The key difference, of course, is that the 3D printer builds across all three dimensions, not flat on a page. It uses a process that those in the industry call "additive manufacturing," meaning that the finished product starts with nothing, and is created by adding materials one layer at a time.
Compare that to the way many manufactured products and most "prototypes" parts or models are usually created - by subtracting or removing materials. For example, starting with a block of steel and having a human or a robot painstakingly remove materials from the block using any number of machine tools (lathes, drills, etc.) until the desired part is produced. In that approach, a tremendous amount of material is often wasted.
In all 3-D printing processes, sophisticated design software is used to take cross-sections of the part to be created and calculate how each layer needs to be constructed.
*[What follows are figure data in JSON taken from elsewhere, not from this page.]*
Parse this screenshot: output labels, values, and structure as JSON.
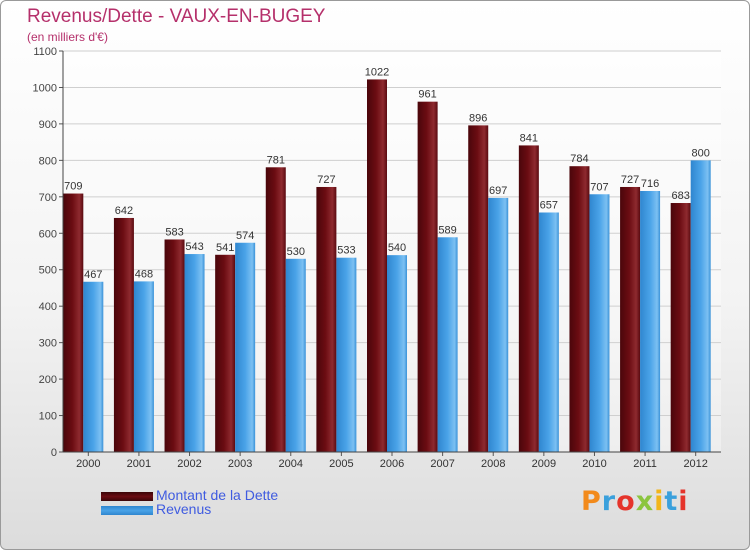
{
  "title": "Revenus/Dette - VAUX-EN-BUGEY",
  "subtitle": "(en milliers d'€)",
  "logo": "Proxiti",
  "logo_colors": [
    "#f28a1b",
    "#3aa0dc",
    "#e5342b",
    "#8bc53f",
    "#f2b51b",
    "#3aa0dc",
    "#e5342b"
  ],
  "colors": {
    "title": "#b5306b",
    "dette": "#6b0c12",
    "revenus": "#4aa3e8",
    "legend_text": "#3f5be0"
  },
  "chart_data": {
    "type": "bar",
    "categories": [
      "2000",
      "2001",
      "2002",
      "2003",
      "2004",
      "2005",
      "2006",
      "2007",
      "2008",
      "2009",
      "2010",
      "2011",
      "2012"
    ],
    "series": [
      {
        "name": "Montant de la Dette",
        "values": [
          709,
          642,
          583,
          541,
          781,
          727,
          1022,
          961,
          896,
          841,
          784,
          727,
          683
        ]
      },
      {
        "name": "Revenus",
        "values": [
          467,
          468,
          543,
          574,
          530,
          533,
          540,
          589,
          697,
          657,
          707,
          716,
          800
        ]
      }
    ],
    "ylim": [
      0,
      1100
    ],
    "yticks": [
      0,
      100,
      200,
      300,
      400,
      500,
      600,
      700,
      800,
      900,
      1000,
      1100
    ],
    "grid": true,
    "legend": "bottom-left"
  }
}
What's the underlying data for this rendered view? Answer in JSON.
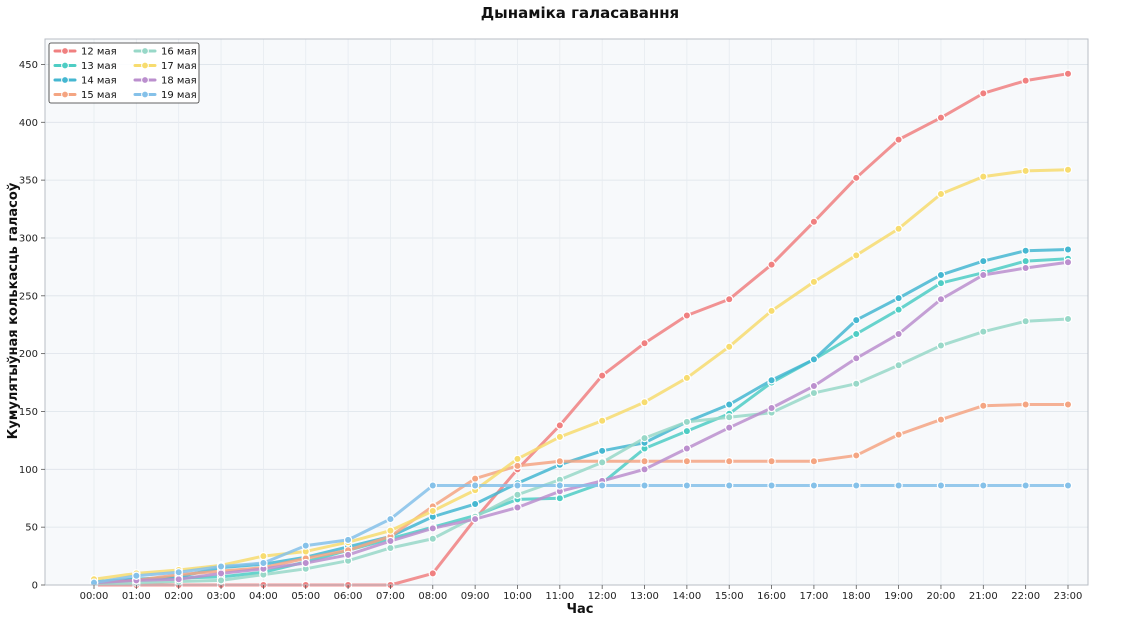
{
  "chart_data": {
    "type": "line",
    "title": "Дынаміка галасавання",
    "xlabel": "Час",
    "ylabel": "Кумулятыўная колькасць галасоў",
    "categories": [
      "00:00",
      "01:00",
      "02:00",
      "03:00",
      "04:00",
      "05:00",
      "06:00",
      "07:00",
      "08:00",
      "09:00",
      "10:00",
      "11:00",
      "12:00",
      "13:00",
      "14:00",
      "15:00",
      "16:00",
      "17:00",
      "18:00",
      "19:00",
      "20:00",
      "21:00",
      "22:00",
      "23:00"
    ],
    "ylim": [
      0,
      472
    ],
    "yticks": [
      0,
      50,
      100,
      150,
      200,
      250,
      300,
      350,
      400,
      450
    ],
    "grid": true,
    "legend_position": "top-left",
    "series": [
      {
        "name": "12 мая",
        "color": "#f08080",
        "values": [
          0,
          0,
          0,
          0,
          0,
          0,
          0,
          0,
          10,
          57,
          100,
          138,
          181,
          209,
          233,
          247,
          277,
          314,
          352,
          385,
          404,
          425,
          436,
          442
        ]
      },
      {
        "name": "13 мая",
        "color": "#4ecdc4",
        "values": [
          3,
          5,
          6,
          7,
          11,
          20,
          30,
          40,
          50,
          60,
          74,
          75,
          88,
          118,
          133,
          148,
          175,
          195,
          217,
          238,
          261,
          270,
          280,
          282
        ]
      },
      {
        "name": "14 мая",
        "color": "#45b7d1",
        "values": [
          2,
          5,
          7,
          15,
          18,
          24,
          33,
          42,
          59,
          70,
          88,
          104,
          116,
          123,
          141,
          156,
          177,
          195,
          229,
          248,
          268,
          280,
          289,
          290
        ]
      },
      {
        "name": "15 мая",
        "color": "#f4a582",
        "values": [
          2,
          4,
          9,
          12,
          15,
          23,
          30,
          42,
          68,
          92,
          103,
          107,
          107,
          107,
          107,
          107,
          107,
          107,
          112,
          130,
          143,
          155,
          156,
          156
        ]
      },
      {
        "name": "16 мая",
        "color": "#98d8c8",
        "values": [
          1,
          2,
          3,
          4,
          9,
          14,
          21,
          32,
          40,
          59,
          78,
          91,
          106,
          127,
          141,
          145,
          149,
          166,
          174,
          190,
          207,
          219,
          228,
          230
        ]
      },
      {
        "name": "17 мая",
        "color": "#f7dc6f",
        "values": [
          5,
          10,
          13,
          17,
          25,
          29,
          37,
          47,
          64,
          82,
          109,
          128,
          142,
          158,
          179,
          206,
          237,
          262,
          285,
          308,
          338,
          353,
          358,
          359
        ]
      },
      {
        "name": "18 мая",
        "color": "#bb8fce",
        "values": [
          2,
          4,
          5,
          10,
          14,
          19,
          26,
          38,
          49,
          57,
          67,
          81,
          90,
          100,
          118,
          136,
          153,
          172,
          196,
          217,
          247,
          268,
          274,
          279
        ]
      },
      {
        "name": "19 мая",
        "color": "#85c1e9",
        "values": [
          2,
          8,
          11,
          16,
          19,
          34,
          39,
          57,
          86,
          86,
          86,
          86,
          86,
          86,
          86,
          86,
          86,
          86,
          86,
          86,
          86,
          86,
          86,
          86
        ]
      }
    ]
  }
}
From there, different digital printing technologies take different approaches to actually creating the item, but in general, materials (e.g., plastics, glass, metals and ceramics), often in a powdery form, are meticulous laid down for a given layer in the object being made.
Something is then done to that material to solidify and harden it, ranging from use of binding agents to lasers to liquid plastics. and more. Inks can also be applied to produce color.
A given layer is typically just a fraction of millimeter thick. After it has been printed, the support tray is lower by the same fraction of a millimeter, and the process begins again, with some machines able to use different materials together as part of the process.
Today, digital printing machine costs can range from $10,000 or so at the low end to $1 million more on the high end. They are becoming available in increasingly large sizes to meet a greater variety of digital manufacturing needs.
Scope of Products being Printed Right Now is Staggering
Digital printing began more than a decade ago primarily to serve the need to rapidly create prototype parts more quickly and much less expensively than the human machining processes that had always been used before.
But the technical progress for creating actual usable, not just prototypes, items over the past few years has been staggering, as digital printing technology has become better, faster, larger, and capable of handling more materials.
Digital printing industry analyst Terry Wohlers, for example, says right now more than 20% of the output of 3D printers is for final products, not just prototypes, and he predicts that this will rise to 50% by 2020. And that would be with significant growth in digital printing happening for prototypes at the same time, as the technology really expands in industries such as aerospace.
Some trends are also moving in digital printing's favor, such as use of composite materials for components in some industry sectors where those parts used to always be fabricated metals.
According to the Economist article, the bread of such products being digitally printed successfully today astounding:
• Titanium landing brackets for use in aircraft
• Industrial gloves made from nylon, stainless steel or titanium
• Mobile-phone cases where the shape, color and other features of the case can be personalized for each user
• Dental crowns ideally shaped for a given patient's mouth
• Medical implants
You get the idea. The possibilities are endless. As the Economist notes: "Only a few years ago making decorative lampshades with 3D printers seemed to be a highly unlikely business, but it has become an industry with many competing firms and sales volumes in the thousands.